The documentary reconstructs the life of the Florentine artist, since he was educated as a child in the school of the painter Domenico Ghirlandaio, when he showed the sufficient doses of genius and pride that would accompany him all his life, the stage of learning with Bertoldo di Giovanni and the admiration and support of a mature Lorenzo the Magnificent of Florence (for whom, along with other members of the Medici family, years later he designed an unfinished sculptural group in the sacristy of the basilica of St. Lawrence in the city of Arno). Fruit of the following years would be pictorial works like “The Sagrada Family or the Tondo Doni” (c. 1506) or sculptures of the stature of the “David” (1501-1504) ...
... Mixing soliloquy and performances of Lo Verso as Miguel Ángel (especially in front of a block of marble and with a mace, too obvious a metaphor for the inexhaustible passion of a genius who always sought this infinity that is mentioned in the title), the documentary chooses and recreates in some episodes and works of the life of the Florentine genius, and also shows it as a figure painted by other artists, such as Heraclitus in "The School of Athens" (1510-1511) of Raphael, or himself in the guise of St. Bartholomew's "The Last Judgment" ...
... The result is a documentary that is too entertaining in a transcendental and allegorical dramatization of the character, but which, as we anticipated, shines in the magnificent exhibition of his most iconic works, from David to Moses and especially the frescoes of the Sistine Chapel. It is these minutes dedicated to showing in detail the wonderful works that we will never tire of seeing, and more so after the recent restoration in the aforementioned chapel of the Vatican Museums, which allow us to enjoy a documentary more than correct, but far from the brilliance of films that we have recently been able to contemplate and that leave us with our mouths open. In this case, the excess of fictional drama and music that, grandiloquently, ends up being irritating.
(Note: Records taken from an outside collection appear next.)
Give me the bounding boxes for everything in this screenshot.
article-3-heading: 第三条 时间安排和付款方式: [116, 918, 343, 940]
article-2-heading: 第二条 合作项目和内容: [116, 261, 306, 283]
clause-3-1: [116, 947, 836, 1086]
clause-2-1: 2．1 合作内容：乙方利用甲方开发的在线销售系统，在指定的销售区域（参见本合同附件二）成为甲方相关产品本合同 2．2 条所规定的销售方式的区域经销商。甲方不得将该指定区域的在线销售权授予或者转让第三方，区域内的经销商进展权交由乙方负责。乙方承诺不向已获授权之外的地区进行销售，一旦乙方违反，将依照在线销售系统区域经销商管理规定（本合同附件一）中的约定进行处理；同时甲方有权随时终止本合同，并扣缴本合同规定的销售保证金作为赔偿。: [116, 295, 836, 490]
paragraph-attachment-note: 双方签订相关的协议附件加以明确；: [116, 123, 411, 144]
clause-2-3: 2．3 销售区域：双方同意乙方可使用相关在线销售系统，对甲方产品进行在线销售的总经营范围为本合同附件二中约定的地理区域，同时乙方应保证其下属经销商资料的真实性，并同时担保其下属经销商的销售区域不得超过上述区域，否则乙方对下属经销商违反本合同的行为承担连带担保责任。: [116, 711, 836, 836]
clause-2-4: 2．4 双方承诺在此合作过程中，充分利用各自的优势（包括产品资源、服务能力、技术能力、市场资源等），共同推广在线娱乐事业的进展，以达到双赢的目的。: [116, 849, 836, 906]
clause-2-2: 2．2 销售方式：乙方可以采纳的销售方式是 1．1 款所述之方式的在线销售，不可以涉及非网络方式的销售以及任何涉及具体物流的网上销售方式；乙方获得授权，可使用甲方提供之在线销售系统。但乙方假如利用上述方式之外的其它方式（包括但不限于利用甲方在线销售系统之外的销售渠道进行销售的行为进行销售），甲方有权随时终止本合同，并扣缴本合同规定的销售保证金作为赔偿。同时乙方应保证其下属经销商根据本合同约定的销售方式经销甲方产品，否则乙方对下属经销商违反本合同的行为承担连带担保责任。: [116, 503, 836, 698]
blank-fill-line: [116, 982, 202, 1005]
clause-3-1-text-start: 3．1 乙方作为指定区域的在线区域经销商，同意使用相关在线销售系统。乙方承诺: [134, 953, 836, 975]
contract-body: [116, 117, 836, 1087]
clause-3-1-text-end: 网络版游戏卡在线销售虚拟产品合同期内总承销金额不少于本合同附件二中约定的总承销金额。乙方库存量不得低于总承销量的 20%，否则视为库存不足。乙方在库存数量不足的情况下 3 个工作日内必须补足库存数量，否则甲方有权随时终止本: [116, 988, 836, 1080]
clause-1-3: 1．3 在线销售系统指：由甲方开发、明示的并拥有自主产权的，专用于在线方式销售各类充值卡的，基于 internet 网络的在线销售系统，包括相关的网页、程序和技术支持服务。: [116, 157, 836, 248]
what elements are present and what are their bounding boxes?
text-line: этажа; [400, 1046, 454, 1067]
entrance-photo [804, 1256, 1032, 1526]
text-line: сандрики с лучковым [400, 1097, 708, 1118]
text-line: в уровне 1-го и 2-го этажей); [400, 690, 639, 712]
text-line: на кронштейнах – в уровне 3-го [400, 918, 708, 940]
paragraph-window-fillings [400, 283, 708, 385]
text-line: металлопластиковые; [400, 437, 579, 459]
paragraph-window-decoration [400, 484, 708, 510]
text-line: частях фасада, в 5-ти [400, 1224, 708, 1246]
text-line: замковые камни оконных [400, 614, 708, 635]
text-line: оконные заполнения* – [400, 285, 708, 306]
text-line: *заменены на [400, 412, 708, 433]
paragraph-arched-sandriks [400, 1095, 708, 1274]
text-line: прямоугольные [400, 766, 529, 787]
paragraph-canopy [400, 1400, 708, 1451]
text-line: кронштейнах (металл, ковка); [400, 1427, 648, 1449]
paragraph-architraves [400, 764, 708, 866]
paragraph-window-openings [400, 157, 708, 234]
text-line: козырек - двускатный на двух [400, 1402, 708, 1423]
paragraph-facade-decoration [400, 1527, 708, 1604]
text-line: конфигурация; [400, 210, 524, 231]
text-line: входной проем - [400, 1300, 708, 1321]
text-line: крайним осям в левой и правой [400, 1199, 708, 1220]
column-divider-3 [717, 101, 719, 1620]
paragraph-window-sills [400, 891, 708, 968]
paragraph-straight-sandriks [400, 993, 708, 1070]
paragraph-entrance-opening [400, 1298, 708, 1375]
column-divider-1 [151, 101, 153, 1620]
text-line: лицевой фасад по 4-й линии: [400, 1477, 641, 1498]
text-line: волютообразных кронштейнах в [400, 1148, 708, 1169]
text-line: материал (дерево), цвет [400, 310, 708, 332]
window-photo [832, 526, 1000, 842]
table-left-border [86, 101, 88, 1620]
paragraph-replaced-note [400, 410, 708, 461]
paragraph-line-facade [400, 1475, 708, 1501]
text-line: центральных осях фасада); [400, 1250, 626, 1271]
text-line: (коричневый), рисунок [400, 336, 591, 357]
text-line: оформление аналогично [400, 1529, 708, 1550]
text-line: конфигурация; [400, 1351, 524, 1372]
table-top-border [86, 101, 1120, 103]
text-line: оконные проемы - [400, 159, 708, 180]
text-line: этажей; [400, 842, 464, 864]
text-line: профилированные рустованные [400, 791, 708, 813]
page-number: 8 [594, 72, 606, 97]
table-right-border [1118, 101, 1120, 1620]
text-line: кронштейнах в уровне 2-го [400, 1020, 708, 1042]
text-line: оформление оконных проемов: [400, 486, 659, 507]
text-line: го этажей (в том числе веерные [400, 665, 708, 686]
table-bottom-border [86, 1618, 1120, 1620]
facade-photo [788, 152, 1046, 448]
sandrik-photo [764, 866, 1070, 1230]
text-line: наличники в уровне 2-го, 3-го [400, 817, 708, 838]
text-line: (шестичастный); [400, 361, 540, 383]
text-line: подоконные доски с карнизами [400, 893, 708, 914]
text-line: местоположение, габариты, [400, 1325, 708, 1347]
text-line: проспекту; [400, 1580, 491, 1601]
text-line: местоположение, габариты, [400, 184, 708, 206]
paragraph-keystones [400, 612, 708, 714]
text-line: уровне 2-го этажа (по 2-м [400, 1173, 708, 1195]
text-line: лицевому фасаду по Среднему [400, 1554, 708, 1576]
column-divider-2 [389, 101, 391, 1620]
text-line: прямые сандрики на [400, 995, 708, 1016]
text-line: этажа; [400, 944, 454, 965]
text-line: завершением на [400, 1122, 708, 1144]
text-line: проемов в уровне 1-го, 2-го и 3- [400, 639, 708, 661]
But aside from that, the truth is that the documentary has enough incentives to delight art lovers. Michelangelo Buonarroti could have wanted infinity, as art did not seem to fully satisfy him (paraphrasing a quote from another genius of sculpture, Auguste Rodin, mentioned at the end of the film), but he certainly caressed it. countless times with the chisel, hammer and paintbrushes (Óscar Gonzalez, October 2019).
Michelangelo infinito: Longing for perfection
It also contains a series of unpublished and almost unknown images: charcoal drawings on the walls of a Florentine basement, discovered in 1975.
It's an art tour film, a special kind of documentary that incorporates a bit of fiction to "contextualize" the story; in the present case, a narrator, Vasari, a contemporary and biographer of Michelangelo, and a couple of "paintings" that recreate some moments in the artist's history. The result is exciting: a review of the life and work of the genius of the Italian Renaissance, which underscores the longing for perfection and transcendence that he pursued all his life ...
... The freedom of this quasi-documentary allows for striking visual effects. It also contains a series of unpublished and almost unknown images: charcoal drawings on the walls of a Florentine basement, discovered in 1975, and the reconstruction of the cardboard for a fresh missing person that he made to compete with another of Leonardo. , also lost ...
... A delight for lovers of art and a different, didactic cinema (Fernando Gil Delgado).